Lift your medicine cabinet up into the recess and let it sit on the ledge. With your level check to see where you are at for plumb. If adjustments are needed, use your shims underneath to adjust to desired level. Once happy with that, simply screw into the sides of the cabinet and into the studs which will be on either side. Once secured check for any inconsistencies in your wall where it meets your cabinet and if necessary use your caulking gun and appropriate caulk to fill the gaps.
- Place cabinet into recess
- Level and shim if necessary
- Fasten cabinet to studs through the side
- Attach Doors/Flange if necessary
- Caulk any imperfections in wall
What you will need: Cross-cut saw, Drill, Level, Pencil, Tape Measure, Screwdriver, Stud Finder, Utility Knife, Handsaw/Reciprocating Saw, Level, Shims, Caulk/Caulking Gun, 2x4, Drywall Mud/Spackling, Trowel, Sanding Block.
Before attempting this job be aware that it is quite complicated and there is a good chance that where you want the cabinet may have electrical or heating/air conditioning vents running through the wall. Be careful when removing the drywall and if you are feeling out of your element, consider a professional.
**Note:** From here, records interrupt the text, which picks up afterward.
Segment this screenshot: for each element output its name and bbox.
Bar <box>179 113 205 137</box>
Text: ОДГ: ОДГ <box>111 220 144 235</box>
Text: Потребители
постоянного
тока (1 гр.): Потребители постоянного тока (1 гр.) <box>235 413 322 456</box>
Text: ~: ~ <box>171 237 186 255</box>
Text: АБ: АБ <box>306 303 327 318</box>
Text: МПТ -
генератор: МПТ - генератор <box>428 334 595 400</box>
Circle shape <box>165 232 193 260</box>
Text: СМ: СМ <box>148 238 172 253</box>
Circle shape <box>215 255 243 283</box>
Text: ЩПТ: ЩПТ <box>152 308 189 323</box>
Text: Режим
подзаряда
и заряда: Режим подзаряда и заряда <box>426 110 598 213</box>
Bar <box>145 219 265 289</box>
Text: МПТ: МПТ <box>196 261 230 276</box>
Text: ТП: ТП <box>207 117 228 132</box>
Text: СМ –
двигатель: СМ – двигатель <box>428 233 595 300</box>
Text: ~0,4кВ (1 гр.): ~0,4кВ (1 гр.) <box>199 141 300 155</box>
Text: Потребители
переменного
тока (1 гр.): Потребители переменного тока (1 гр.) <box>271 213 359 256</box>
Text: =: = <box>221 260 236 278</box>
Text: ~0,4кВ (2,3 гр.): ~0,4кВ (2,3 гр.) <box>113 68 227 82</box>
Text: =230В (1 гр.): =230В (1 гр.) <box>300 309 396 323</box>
Begin by deciding where you want your medicine cabinet and outlining it based on its measurements. Use your stud finder to find and mark the studs within your outline. Depending on the size of the flange of your medicine cabinet you will most likely want to cut the drywall about ¼” wider than your cabinet outline. Using a utility knife, score the drywall and begin to slowly cut the drywall out. Pop the screws out using a screwdriver or drill.
Once you have the drywall off, make sure the area within the wall is electrical and vent free. Using a hand saw or reciprocating saw, cut the studs in the area at the same level as your drywall cut-out. Once the studs are cut through be extremely careful and slowly bend and flex the stud so that you do not damage the other side of the wall where screws will be. Be prepared to have to patch potential holes caused by the screws pulling out of the other side of the wall.
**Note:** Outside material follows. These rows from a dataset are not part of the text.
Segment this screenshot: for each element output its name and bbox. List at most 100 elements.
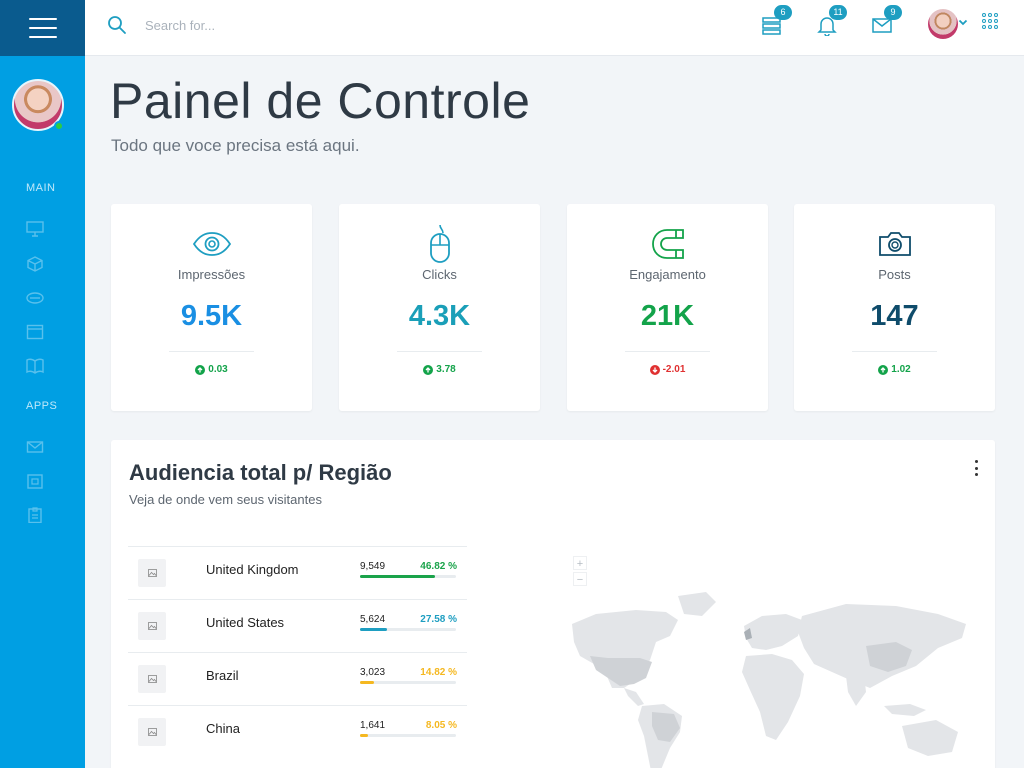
stat-value: 147 bbox=[870, 300, 919, 332]
more-options-icon[interactable] bbox=[973, 460, 979, 476]
divider bbox=[852, 351, 937, 352]
country-name: Brazil bbox=[206, 668, 239, 683]
map-region-united-states bbox=[590, 656, 652, 686]
camera-icon bbox=[875, 226, 915, 262]
sidebar-header bbox=[0, 0, 85, 56]
progress-fill bbox=[360, 734, 368, 737]
visitor-count: 1,641 bbox=[360, 720, 386, 731]
map-region-india bbox=[846, 674, 866, 706]
stat-change: 0.03 bbox=[111, 364, 312, 375]
apps-grid-icon[interactable] bbox=[982, 13, 998, 29]
tasks-icon[interactable]: 6 bbox=[761, 5, 792, 36]
world-map[interactable] bbox=[566, 576, 979, 768]
stat-change: 3.78 bbox=[339, 364, 540, 375]
messages-envelope-icon[interactable]: 9 bbox=[871, 5, 902, 36]
divider bbox=[397, 351, 482, 352]
stat-card-clicks: Clicks 4.3K 3.78 bbox=[339, 204, 540, 411]
image-placeholder-icon bbox=[138, 612, 166, 640]
magnet-icon bbox=[648, 226, 688, 262]
visitor-percent: 14.82 % bbox=[420, 667, 457, 678]
map-region-europe bbox=[744, 614, 802, 650]
divider bbox=[169, 351, 254, 352]
map-region-indonesia bbox=[884, 704, 926, 716]
region-row: Brazil 3,023 14.82 % bbox=[128, 652, 467, 705]
eye-icon bbox=[192, 226, 232, 262]
progress-track bbox=[360, 575, 456, 578]
stat-label: Impressões bbox=[177, 267, 246, 282]
layers-icon[interactable] bbox=[26, 290, 44, 306]
calendar-icon[interactable] bbox=[26, 473, 44, 489]
stat-card-posts: Posts 147 1.02 bbox=[794, 204, 995, 411]
page-subtitle: Todo que voce precisa está aqui. bbox=[111, 136, 360, 155]
tasks-badge: 6 bbox=[774, 5, 792, 20]
map-region-north-america bbox=[572, 610, 678, 688]
map-region-australia bbox=[902, 720, 958, 756]
zoom-in-button[interactable]: + bbox=[573, 556, 587, 570]
progress-track bbox=[360, 628, 456, 631]
clipboard-icon[interactable] bbox=[26, 507, 44, 524]
sidebar-section-apps: APPS bbox=[26, 400, 58, 412]
image-placeholder-icon bbox=[138, 559, 166, 587]
stat-label: Posts bbox=[878, 267, 911, 282]
sidebar-avatar[interactable] bbox=[12, 79, 64, 131]
mouse-icon bbox=[420, 224, 460, 263]
chevron-down-icon[interactable] bbox=[958, 17, 968, 27]
stat-change-value: 3.78 bbox=[436, 364, 456, 375]
audience-panel: Audiencia total p/ Região Veja de onde v… bbox=[111, 440, 995, 768]
panel-subtitle: Veja de onde vem seus visitantes bbox=[129, 492, 322, 507]
stat-label: Engajamento bbox=[629, 267, 706, 282]
country-name: United Kingdom bbox=[206, 562, 299, 577]
image-placeholder-icon bbox=[138, 718, 166, 746]
notifications-bell-icon[interactable]: 11 bbox=[816, 5, 847, 37]
sidebar-section-main: MAIN bbox=[26, 182, 56, 194]
visitor-count: 9,549 bbox=[360, 561, 386, 572]
visitor-percent: 8.05 % bbox=[425, 720, 457, 731]
progress-track bbox=[360, 681, 456, 684]
country-name: China bbox=[206, 721, 240, 736]
stat-change: -2.01 bbox=[567, 364, 768, 375]
region-list: United Kingdom 9,549 46.82 % United Stat… bbox=[128, 546, 467, 758]
visitor-percent: 46.82 % bbox=[420, 561, 457, 572]
window-icon[interactable] bbox=[26, 324, 44, 340]
image-placeholder-icon bbox=[138, 665, 166, 693]
map-region-africa bbox=[742, 654, 804, 740]
stat-change-value: -2.01 bbox=[662, 364, 686, 375]
monitor-icon[interactable] bbox=[26, 221, 44, 237]
user-avatar[interactable] bbox=[928, 9, 958, 39]
progress-fill bbox=[360, 575, 436, 578]
page-title: Painel de Controle bbox=[110, 73, 531, 129]
stat-change: 1.02 bbox=[794, 364, 995, 375]
country-name: United States bbox=[206, 615, 285, 630]
visitor-percent: 27.58 % bbox=[420, 614, 457, 625]
menu-toggle-icon[interactable] bbox=[28, 18, 57, 38]
stat-card-impressions: Impressões 9.5K 0.03 bbox=[111, 204, 312, 411]
online-status-dot bbox=[54, 121, 64, 131]
stat-label: Clicks bbox=[422, 267, 457, 282]
mail-icon[interactable] bbox=[26, 439, 44, 455]
visitor-count: 5,624 bbox=[360, 614, 386, 625]
visitor-count: 3,023 bbox=[360, 667, 386, 678]
region-row: United Kingdom 9,549 46.82 % bbox=[128, 546, 467, 599]
messages-badge: 9 bbox=[884, 5, 902, 20]
arrow-up-circle-icon bbox=[878, 364, 889, 375]
cube-icon[interactable] bbox=[26, 256, 44, 272]
arrow-up-circle-icon bbox=[195, 364, 206, 375]
progress-track bbox=[360, 734, 456, 737]
panel-title: Audiencia total p/ Região bbox=[129, 460, 392, 485]
map-region-united-kingdom bbox=[744, 628, 752, 640]
search-input[interactable] bbox=[145, 14, 445, 36]
arrow-up-circle-icon bbox=[423, 364, 434, 375]
zoom-out-button[interactable]: − bbox=[573, 572, 587, 586]
stat-value: 4.3K bbox=[408, 300, 471, 332]
search-icon[interactable] bbox=[107, 15, 127, 35]
sidebar: MAIN APPS bbox=[0, 0, 85, 768]
map-region-brazil bbox=[652, 712, 680, 742]
book-icon[interactable] bbox=[26, 358, 44, 374]
stat-change-value: 1.02 bbox=[891, 364, 911, 375]
stat-change-value: 0.03 bbox=[208, 364, 228, 375]
map-region-central-america bbox=[624, 688, 644, 706]
stat-card-engagement: Engajamento 21K -2.01 bbox=[567, 204, 768, 411]
notifications-badge: 11 bbox=[829, 5, 847, 20]
map-region-china bbox=[866, 642, 912, 672]
arrow-down-circle-icon bbox=[649, 364, 660, 375]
Next you will want to measure and cut infill pieces of 2x4 to create your header and ledge. Use a drill to make pilot holes to ease screwing at an angle. Once in place you can use drywall screws to help secure these pieces. Once those are in you can measure and cut your two cripple pieces of 2x4 that will run on either side of your opening.
Finally, place the medicine cabinet into the recess and follow the basic instructions listed above. If the bathroom is being redone or is a new build, it is best to know the dimensions of your cabinet before any work takes place. The framing can be done ahead of time and an appropriate place for it can be better planned.
- Mark outline of desired location of cabinet
- Extend outline ¼” on all sides and cut out drywall
- Check for any possible interferences
- Cut studs out even to the cut-out
- Carefully rock studs out to prevent damage
- Measure and cut infill pieces of 2x4 to create header and ledge
- Measure and cut cripple pieces of 2x4
- Fasten existing drywall to new 2x4 using drywall screws
- Place cabinet in recess
- Level and shim cabinet
- Fasten cabinet to studs through side
- Caulk any imperfections in wall
Recessed medicine cabinets can be more work than a wall mount, especially if you are using your existing bathrooms framing and drywall. If you are doing a full gut of an existing bathroom or new build construction, planning ahead with the right medicine cabinet, can make a world of difference.